Major Ted Hunt turned 100 on March 23 last year, the very date that the UK’s first Covid-19 lockdown was announced by Prime Minister Boris Johnson.
The veteran, who commanded landing craft on to Gold Beach in Normandy in June 1944, said he had been “quite content” over the past 12 months and had “plenty to do at home”.
Having received his own first dose, Major Hunt urged people to get their Covid jabs, saying any hesitancy was “the same as deciding not to look both ways before you cross the road”.
Speaking to the PA news agency from his home in Lancing, West Sussex, he sent out a message to the public for the remaining months of restrictions ahead.
“All it needs is a little discipline, have your vaccination because it’s insane not to do it,” he said, telling people “not to gather together because you owe it to the NHS staff who are going to be overworked because of your decision to go with a crowd”.
He said: “I’d like to be 102 and if it requires some discipline on my part – OK.”
Mr Hunt, a former Queen’s Bargemaster who saw out the war working on the engineering of water crossings in the Netherlands, said he was looked after by a carer living next door and was in regular contact with his family.
“I’m not one of those poor old boys who’ve been forgotten. I’ve got it made,” he said.
His 100th birthday plans, which included taking his family down the Thames on a boat, had to be cancelled, and he is among the many elderly veterans who have been unable to mark key anniversaries, such as 75 years since the first VE Day, and make traditional remembrance trips to Europe over the past year.
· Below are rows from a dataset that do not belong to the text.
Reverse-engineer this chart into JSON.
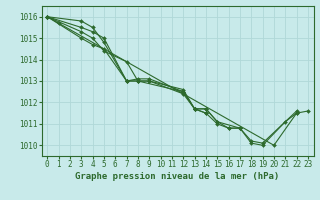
{
  "background_color": "#c8eaea",
  "grid_color": "#b0d8d8",
  "line_color": "#2d6a2d",
  "title": "Graphe pression niveau de la mer (hPa)",
  "xlim": [
    -0.5,
    23.5
  ],
  "ylim": [
    1009.5,
    1016.5
  ],
  "yticks": [
    1010,
    1011,
    1012,
    1013,
    1014,
    1015,
    1016
  ],
  "xticks": [
    0,
    1,
    2,
    3,
    4,
    5,
    6,
    7,
    8,
    9,
    10,
    11,
    12,
    13,
    14,
    15,
    16,
    17,
    18,
    19,
    20,
    21,
    22,
    23
  ],
  "title_fontsize": 6.5,
  "tick_fontsize": 5.5,
  "series": [
    [
      [
        0,
        3,
        4,
        5,
        7,
        8,
        9,
        12,
        13,
        14,
        15,
        16,
        17,
        18,
        19,
        21,
        22
      ],
      [
        1016.0,
        1015.8,
        1015.5,
        1014.8,
        1013.0,
        1013.0,
        1013.0,
        1012.6,
        1011.7,
        1011.7,
        1011.1,
        1010.8,
        1010.8,
        1010.1,
        1010.0,
        1011.1,
        1011.5
      ]
    ],
    [
      [
        0,
        3,
        4,
        5,
        7,
        8,
        9,
        12,
        13,
        14,
        15,
        17,
        18,
        19,
        22
      ],
      [
        1016.0,
        1015.0,
        1014.7,
        1014.5,
        1013.0,
        1013.1,
        1013.1,
        1012.5,
        1011.7,
        1011.7,
        1011.1,
        1010.8,
        1010.2,
        1010.1,
        1011.6
      ]
    ],
    [
      [
        0,
        3,
        4,
        5,
        7,
        8,
        12,
        13,
        14
      ],
      [
        1016.0,
        1015.3,
        1015.0,
        1014.4,
        1013.9,
        1013.0,
        1012.5,
        1011.7,
        1011.5
      ]
    ],
    [
      [
        0,
        3,
        4,
        5,
        7,
        8,
        9,
        12,
        13,
        14,
        15,
        16,
        17
      ],
      [
        1016.0,
        1015.5,
        1015.3,
        1015.0,
        1013.0,
        1013.0,
        1013.0,
        1012.4,
        1011.7,
        1011.5,
        1011.0,
        1010.8,
        1010.8
      ]
    ],
    [
      [
        0,
        1,
        20,
        22,
        23
      ],
      [
        1016.0,
        1015.7,
        1010.0,
        1011.5,
        1011.6
      ]
    ]
  ]
}
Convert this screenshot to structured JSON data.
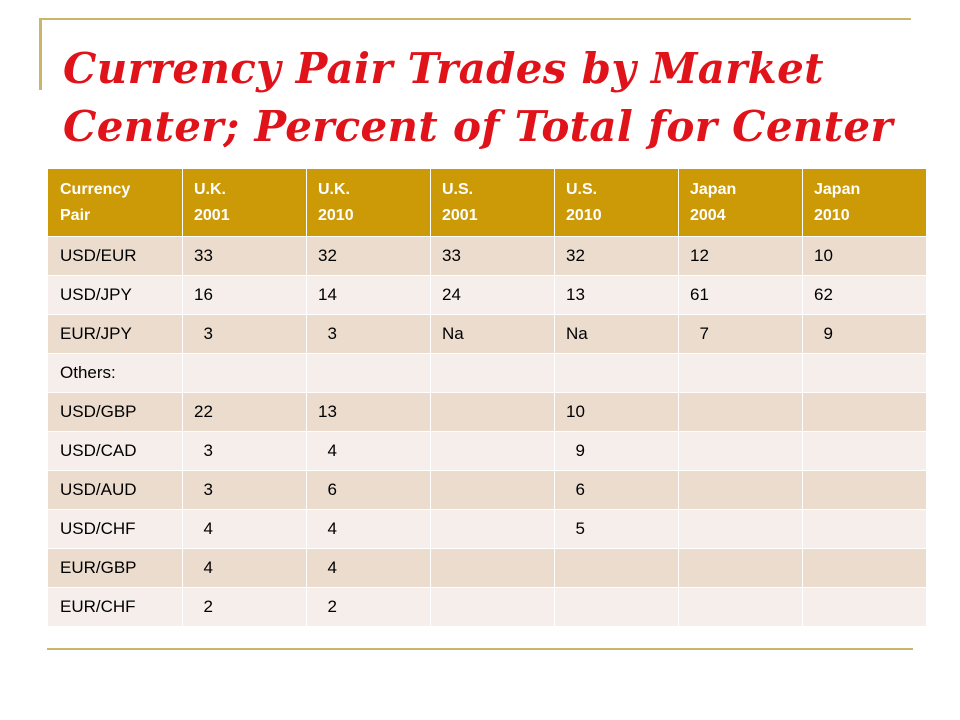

The Taxi Charity for Military Veterans is among the organisations that has had to negotiate Covid restrictions while trying to support vulnerable ex-servicemen.
Vice president Dick Goodwin said a year of restrictions has had a “serious effect” on veterans and “put a lot of them into a much deeper isolation”.
While many have coped with the support of families, Mr Goodwin said that with some “you just can tell when you’re talking to them on the phone, they’re talking to you but with some of them there’s very little life in their voice”.
“We know some people three floors up in a block of flats, just looking at the four walls,” he added.
“They’re not going out, most of them are in the vulnerable group. They’ve obviously been vaccinated now… you can see that the loneliness must get to them.”
Mr Goodwin said that, when rules have allowed, veterans have been “meeting at their comrades’ funerals” to give them a guard of honour, saluting the hearse as it arrives.
“There’s so many people… they deserve so much more at their funeral. It’s criminal in a way just to sort of say ‘well that’s it you can only have 10 people there’ or whatever,” he said.
Mr Goodwin said the charity helps between 60 to 80 Second World War veterans as well as others who served after the conflict.
He has been maintaining a list to keep track of the charity’s veterans who have passed away, which currently features some 29 names.
Taxi drivers have been helping veterans where they can, keeping in touch, doing shopping on their behalf and taking them to vaccine appointments.
Mr Goodwin said the high profile of fundraising hero Captain Sir Tom Moore had helped ensure people “are still aware that the veterans are still around and they’re still with us” and that “there might be people alone who need a bit of help and a bit of company and a phone call”.
But overall he said: “You don’t hear any word of complaint from the old boys at all”, adding: “It’s that generation, they just get on with it.”
Harry Rawlins, 95, said he could not get out much before lockdown started and had been “confined to the house for quite a long time”.
Mr Rawlins signed up aged 17 in 1943 and served with the Rifle Brigade and the Kings Royal Rifle Corps, with the war taking him to France, Belgium, the Netherlands and Germany.
Living alone in Edgware, north London, he hailed the “wonderful” support he has received from Taxi Charity chairman Ian Parsons and his “wonder woman” wife Anne, who helped him mark Christmas and his birthday.
He said “most people have responded very well” to lockdown, adding that “mistakes” have been made but that the Government had handled the pandemic “very well so far”.
“When people are downtrodden by anything they tend to help each other out and become more familiar with each other,” he said.
Asked for his message to the public for the potential final few months of restrictions, he simply said: “Follow the rules”.